Саша уселся за стол.
— А сейчас? Черт побери, у меня глаза и уши не на заднице растут, я тоже кое-что вижу и слышу. Миш, на кого мы работаем?
Мишка походил по кухне, выглянул в распахнутое по случаю запоздалой августовской жары окно, равнодушно спросил:
— Тебе Евгения не все, что ли, рассказала?
— Она мне вообще ничего такого не говорила.
— Понятно, боится, за длинный язык можно поплатиться головой.
— Поэтому ты тоже прикинешься лохом и ничего не скажешь.
Мишка уселся на подоконник, еще раз выглянул в окно, весело сказал:
— Во-первых, я и есть лох. Все, что мне известно, — это сплетни и слухи. Во-вторых, ты ошибся. Как раз я и расскажу тебе, на кого мы с тобой — вполне легально и не имея отношения ни к чему противозаконному — работаем. И сделаю это я исключительно для того, чтобы ты своим любопытным носом не влез по незнанию туда, где нам с тобой не место. Ну и, конечно, чтобы твое мнение было основано не только на словах Евгении. Ты что-нибудь слышал об организованной преступности?
— Так, краем уха.
— Ну, хоть об итальянской мафии имеешь представление?
— «Крестного отца» читал, — обиделся Саша. — И «Спру - га» смотрел.
— Будем надеяться, что тебе этого хватит, чтобы уловить мою мысль.

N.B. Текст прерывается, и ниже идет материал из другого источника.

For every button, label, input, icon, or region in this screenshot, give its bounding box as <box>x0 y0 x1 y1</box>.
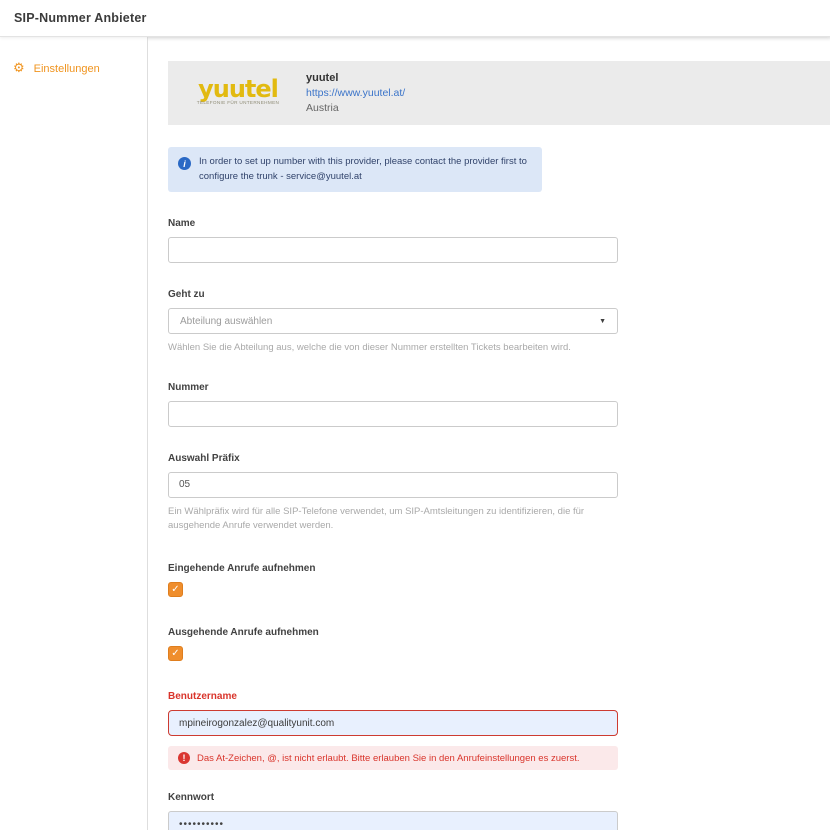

Так вот, несколько лет назад в Союзе была предпринята попытка создания аналогичной структуры. На мафию она похожа не была — в «совке» не те условия, но и бандой не стала. Сейчас, когда у нас появился частный бизнес, когда наконец появилась возможность «отмывать» деньги, Организация приблизилась к изначально задуманному виду. А года через три это будет самая настоящая мафия, почище сицилийской, — гордо пообещал Мишка с таким видом, будто надеялся занять в ней главное место. — А пока что нас называют беляевской группировкой.
Саша был поражен:
— Слушай, я столько слышал о ней и даже не подозревал, что имею к ней какое-то отношение! А отец кто?
— Как — кто?
— Я имею в виду, в каком отделе мафии работает? На «отмывании» денег?
Мишка хохотал до слез.
— Ну, ты даешь... Да вся Организация была построена им с нуля! Короче, слушай — а то опозоришься где-нибудь...
Он переместился за стол, подпер голову кулаком и принялся рассказывать. Сергей Маронко, очутившись двадцати двух лет от роду за решеткой, искренне негодовал: как же так, он хотел помочь следствию, нашел улики, а его выгнали! Когда же он выполнил роль правосудия, то сам оказался преступником. А те, кто изгалялся над его женой, получается, были пострадавшими?! Двое оставшихся в живых свалили вину на мертвого товарища, получили условные сроки и наслаждались жизнью, беленькие, аки ангелы в поднебесье. Государство пожалело их и осудило Маронко. Чем он хуже их? Зеки популярно объяснили ему, что государство у нас гуманное, что оно верит, будто матерый бандит может исправиться и стать паинькой, — но верит оно только тем, кто умеет вовремя пустить слезу и прикинуться овцой. А месть, самосуд — это анахронизм, и в социалистическом обществе, уверенно шагающем в светлое коммунистическое будущее, таким проявлениям буржуазной морали не место.